# Diebold Securities (DBD:US)



## londoncalling (Sep 17, 2011)

I just learned of this stock from MOA's link on another thread. I couldn't find an existing thread here so I started this one.

http://www.myownadvisor.ca/reader-question-what-stocks-have-paid-dividends-for-generations/

Anyone have any insight into this company from a shareholder perspective? I am going to spend today doing some initial investigation but at a first 15 second glance it seems like something I would want to buy as I diversify my US exposure.

Cheers


----------



## humble_pie (Jun 7, 2009)

^^

MOA's article is a gem & a must-read even for investors who eschew dividends

but how come diebold is speaking to your heart?


----------



## treva84 (Dec 9, 2014)

londoncalling said:


> I just learned of this stock from MOA's link on another thread. I couldn't find an existing thread here so I started this one.
> 
> http://www.myownadvisor.ca/reader-question-what-stocks-have-paid-dividends-for-generations/
> 
> ...


So I don't own DBD but I decided to look into it (now, my perspective is DGI so take that with a grain of salt). Here's what I found:



> Diebold is engaged in providing integrated services and software, and security systems to primarily the financial, commercial, retail and other markets. Co. has two lines of business: Financial Self-Service and Security Solutions. The Financial Self-Service provides a line of self-service technologies and services, including automated teller machine (ATM) outsourcing, ATM security, deposit automation, recycling and payment terminals and software. The Security Solutions provides electronic security products such as camera and video surveillance; monitoring and services such as fire detection and managed access control; and physical security and facility products such as vaults and safes.

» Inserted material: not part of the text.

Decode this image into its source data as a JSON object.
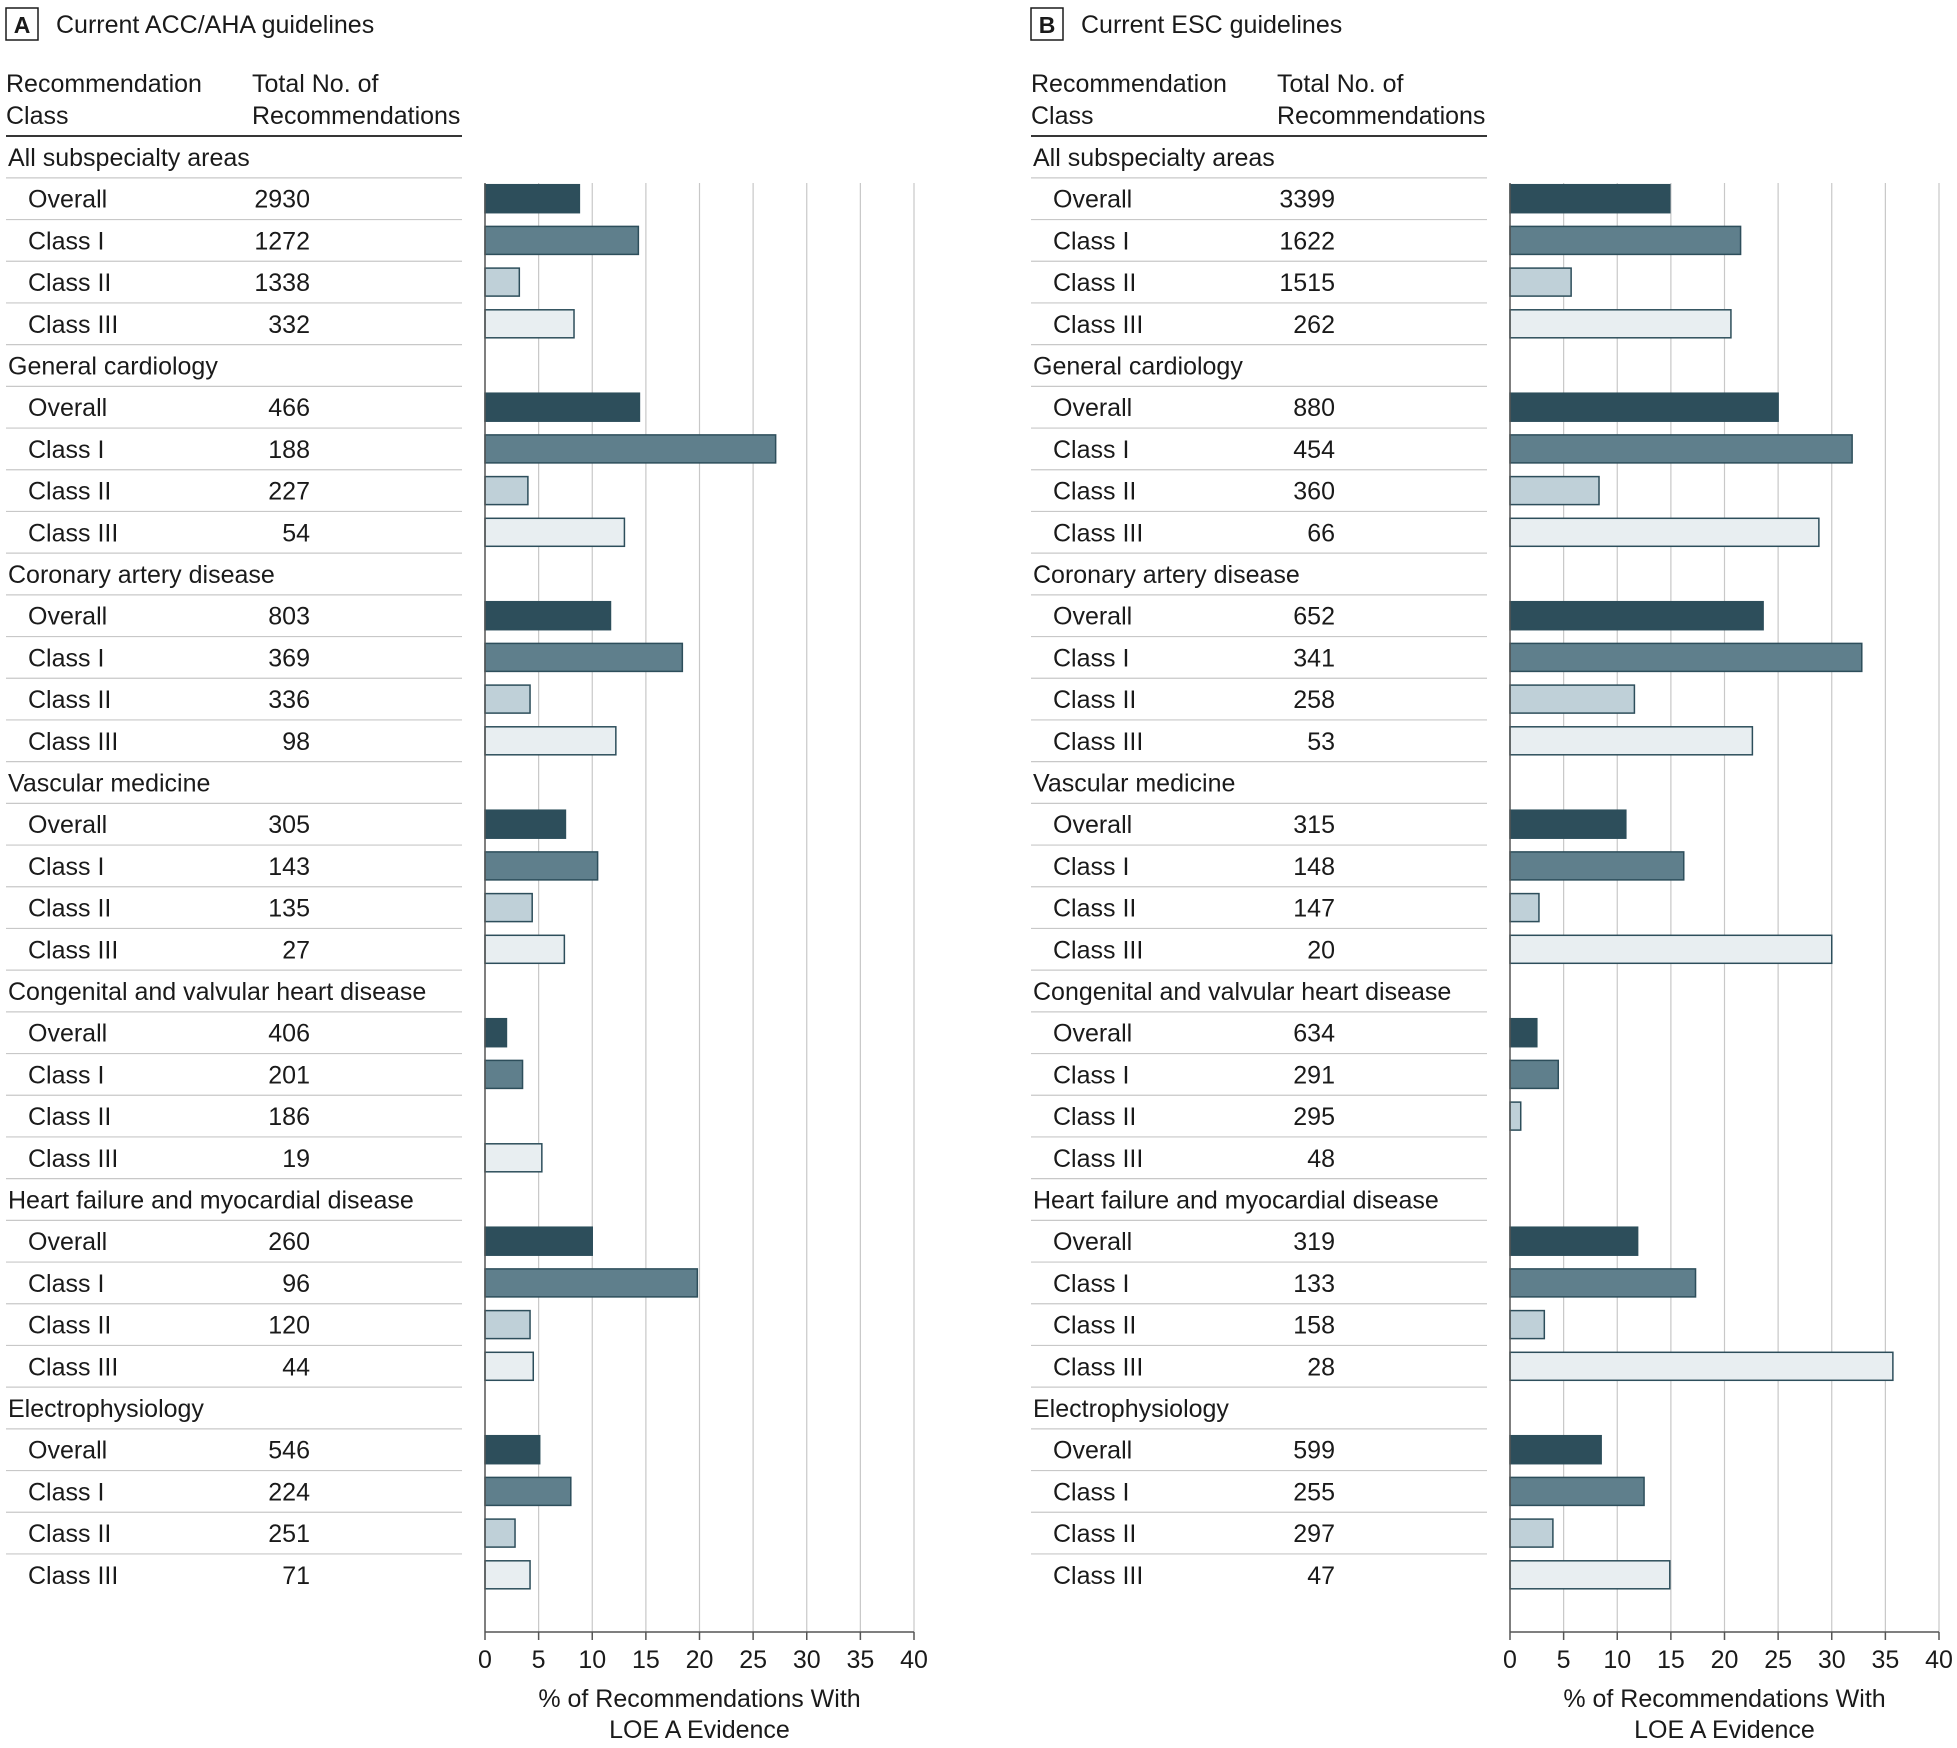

- A 31 year history of rising dividends, with current yield being 5%
- Current pay out ratio is greater than 100%
- Assets to liability ratio of 1.3
- Graham ratio (P/E x P/B) of 78
- YOY revenue and EPS down 11% / 35% respectively
- Current PE is 21; PE in last 10 years was 34 (so, ~40% lower)
- PEG is 0.3
- Currently oversold as per technical measures.

Their business seems boring and stable so it's odd that revenues are dropping - perhaps there are new competitors? I'd want to read the reports released by management to see what they provide about the explanation of the dropping revenues.

My impressions are that it's a discounted growth stock with negative earnings / negative revenues - perhaps growing pains, perhaps something more sinister (like an erosion of their moat). I suppose it would be an OK value play but I wouldn't buy it as I think their dividend is at a high risk of being cut.


----------



## londoncalling (Sep 17, 2011)

HP: 
1. It was the only one on the list I had never heard about before. I am very familiar with con ed, Stanley and the like. This was reason enough to start the thread for me.

the rest of the reasons occurred after today's investigation.

2. The business does seem boring and stable yet offer several related services
3. They seem to have been able to evolve over time. 
4. 30 years dividend growth. although very small growth the yield is high for a US name.
5. They are globally diversified.
6. They also have several related business services
7. They just made another acquisition that I believe the market thinks they over paid for. Short term price takes a hit. Long term may not be a huge issue.
8. Institutional ownership in the high 90s.
9. Expecting C$ to stay low for quite some time. Want to start generating more US$ dividends. Have some US$ money to deploy and don't hold a lot of US stocks.
10. Always interested in studying a new stock.

TY for the analysis treva. My research turned up a similar thesis

If I knew why revenues are dropping I would be able to determine whether or not to take a position. Hopefully it is growing pains. I don't know enough about the business yet to comment as to the causes. I don't expect a dividend cut at this time. They made it through the financial crises without doing so. If they did it would be devastating to the share price. However a payout ratio over 100% gives me huge concern. I will have to see if this has happened with this company previously. I also don't expect much in the way of dividend increases. I do feel the recent decline in SP makes it potentially attractive.(30%+).

Edit:

http://3.bp.blogspot.com/-bYiXHl2NC_k/TnY8ioBMiKI/AAAAAAAADD0/PbfiyxMWm54/s400/dpr.jpg

I believe the payout ratio was much higher than it is now in 2007 and they managed to maintain the dividend.


----------



## dotnet_nerd (Jul 1, 2009)

Diebold? You mean the company behind the rigged elections.

Here's a video demonstration:
https://www.youtube.com/watch?v=u4FPuLNjvAc

(Yes, it's Fox news, but the Princeton University professor is very credible)


----------